The project also draws from vernacular housing types and small-footprint dwellings in East Asia, subtly translating their spatial logic and communal aspects into a contemporary context. Elements like open thresholds, layered screens, and dual-purpose furniture support both traditional domestic routines and modern flexibility. These design cues root the project in cultural familiarity while pointing toward a more inclusive housing future.
“Home Coming Home” expands the MICROHOME competition’s mission by proposing a new kind of small-scale dwelling: one that restores the civic and symbolic potential of housing. It responds not just to pressing issues like affordability or density, but to the psychological and cultural dimensions of home. It argues for an architecture that acknowledges emotional infrastructure as seriously as physical infrastructure.
In a time when many young adults are delaying or abandoning life milestones due to structural economic pressures, this project insists that good design can still play a role in making life feel possible. It offers an architecture that is both modest and aspirational—crafted not only to solve problems, but to spark new ways of living.
Project Background
“Home Coming Home” was developed by Yoojin Park as team leader, in collaboration with Sanghyo Kim and Ju Sang Lee.

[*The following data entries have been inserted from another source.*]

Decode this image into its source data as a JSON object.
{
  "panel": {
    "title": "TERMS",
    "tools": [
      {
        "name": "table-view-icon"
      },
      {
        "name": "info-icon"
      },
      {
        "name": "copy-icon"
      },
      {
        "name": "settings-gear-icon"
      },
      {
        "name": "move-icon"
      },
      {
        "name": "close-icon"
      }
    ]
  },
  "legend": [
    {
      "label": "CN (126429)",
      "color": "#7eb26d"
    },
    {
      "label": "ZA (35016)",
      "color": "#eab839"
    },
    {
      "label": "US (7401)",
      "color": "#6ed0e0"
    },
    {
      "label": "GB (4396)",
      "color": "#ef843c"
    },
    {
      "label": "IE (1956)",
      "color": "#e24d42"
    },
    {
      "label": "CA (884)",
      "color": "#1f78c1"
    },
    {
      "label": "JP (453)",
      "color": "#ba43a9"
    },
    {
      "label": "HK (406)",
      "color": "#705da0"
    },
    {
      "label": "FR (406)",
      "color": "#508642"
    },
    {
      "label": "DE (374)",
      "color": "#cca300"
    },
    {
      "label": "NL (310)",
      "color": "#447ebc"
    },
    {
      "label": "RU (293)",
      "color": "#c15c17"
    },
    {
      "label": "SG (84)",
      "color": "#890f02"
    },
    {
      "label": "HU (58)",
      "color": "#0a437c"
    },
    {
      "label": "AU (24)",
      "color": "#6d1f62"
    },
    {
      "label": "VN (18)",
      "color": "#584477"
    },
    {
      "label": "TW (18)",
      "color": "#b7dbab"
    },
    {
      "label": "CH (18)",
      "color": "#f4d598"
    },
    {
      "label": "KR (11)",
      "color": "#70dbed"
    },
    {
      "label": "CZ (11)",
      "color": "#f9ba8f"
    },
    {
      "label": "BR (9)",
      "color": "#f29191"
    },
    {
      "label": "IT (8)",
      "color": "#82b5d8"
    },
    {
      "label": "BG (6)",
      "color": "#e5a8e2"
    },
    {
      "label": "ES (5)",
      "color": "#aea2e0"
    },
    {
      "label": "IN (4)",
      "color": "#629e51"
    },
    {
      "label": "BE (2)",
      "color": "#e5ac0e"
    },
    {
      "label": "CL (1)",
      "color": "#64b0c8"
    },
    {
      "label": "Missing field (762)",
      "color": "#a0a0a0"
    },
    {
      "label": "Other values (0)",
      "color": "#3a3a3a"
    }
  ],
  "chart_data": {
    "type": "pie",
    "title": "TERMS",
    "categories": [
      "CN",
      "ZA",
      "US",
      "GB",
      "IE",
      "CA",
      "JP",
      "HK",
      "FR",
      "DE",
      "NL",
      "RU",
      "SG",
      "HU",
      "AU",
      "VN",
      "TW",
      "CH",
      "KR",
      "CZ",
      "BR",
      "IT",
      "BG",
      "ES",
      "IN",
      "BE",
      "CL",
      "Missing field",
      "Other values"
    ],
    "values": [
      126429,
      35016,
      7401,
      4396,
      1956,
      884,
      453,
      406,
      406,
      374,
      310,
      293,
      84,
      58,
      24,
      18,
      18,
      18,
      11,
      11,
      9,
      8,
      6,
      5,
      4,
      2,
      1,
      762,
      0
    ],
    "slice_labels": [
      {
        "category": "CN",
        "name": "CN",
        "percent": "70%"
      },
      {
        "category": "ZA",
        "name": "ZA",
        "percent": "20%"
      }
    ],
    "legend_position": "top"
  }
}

The trio—having worked together on a number of competitions and design research projects—brings complementary strengths in urban strategy, sustainable architecture, and social design. This project reflects their shared commitment to housing as a space of possibility, dignity, and connection.
About the MICROHOME Competition
Hosted each year by Buildner with support from Kingspan and other industry partners, the MICROHOME competition invites architects and designers from around the world to create forward-thinking solutions for small-scale, off-grid living. Emphasizing affordability, sustainability, and social impact, the platform aims to foster bold and practical housing models for the future.